Andy Smailes

Personal information
- Full name: Andrew Smailes
- Date of birth: 21 May 1896
- Place of birth: Radcliffe, Northumberland, England
- Date of death: 1978 (aged 81–82)
- Place of death: Cardiff, Wales
- Height: 5 ft 9 in (1.75 m)
- Position(s): Left half

Senior career*
- Years: Team / Apps / (Gls)
- 19??–1919: Blyth Spartans
- 1919–1922: Newcastle United / 73 / (30)
- 1922–1923: Sheffield Wednesday / 37 / (13)
- 1923–1929: Bristol City / 162 / (14)
- 1929–1932: Rotherham United / 26 / (1)

Managerial career
- 1934–1952: Rotherham United (coach)
- 1952–1958: Rotherham United
- 1959–1961: Scarborough

= Andy Smailes =

English footballer (1896–1978)

Andrew Smailes (21 May 1896 – 1978) was an English footballer who played as a left half. He made over 290 Football League appearances in the years after the First World War.

==Career==
Andy Smailes initially played as an inside forward for Blyth Spartans.

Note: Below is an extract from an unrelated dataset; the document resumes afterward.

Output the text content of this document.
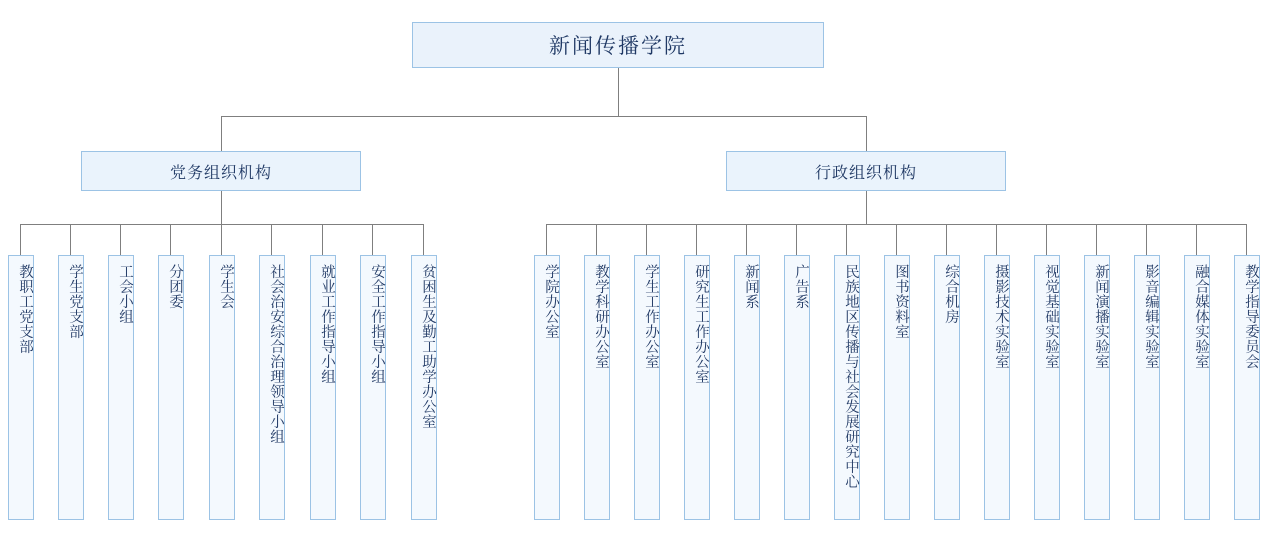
新闻传播学院
党务组织机构	行政组织机构
教职工党支部 学生党支部 工会小组 分团委 学生会 社会治安综合治理领导小组 就业工作指导小组 安全工作指导小组 贫困生及勤工助学办公室	学院办公室 教学科研办公室 学生工作办公室 研究生工作办公室 新闻系 广告系 民族地区传播与社会发展研究中心 图书资料室 综合机房 摄影技术实验室 视觉基础实验室 新闻演播实验室 影音编辑实验室 融合媒体实验室 教学指导委员会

Smailes joined Newcastle United for £300 in October 1919. Smailes joined Sheffield Wednesday for £1,500 in October 1922. Alex Raisbeck signed Smailes in October 1923 for Bristol City in an exchange deal with Billy Walker. Smailes moved on to Rotherham United in August 1929. After retiring Smailes spent 18 years as trainer at Rotherham United before succeeding Reg Freeman as manager in August 1952. He led the club to the highest finish in their history in 1954–55 as they finished third in Division Two, missing out on promotion to the top tier on goal average. Smailes resigned as manager of Rotherham United in October 1958. Smailes also managed Scarborough for two years.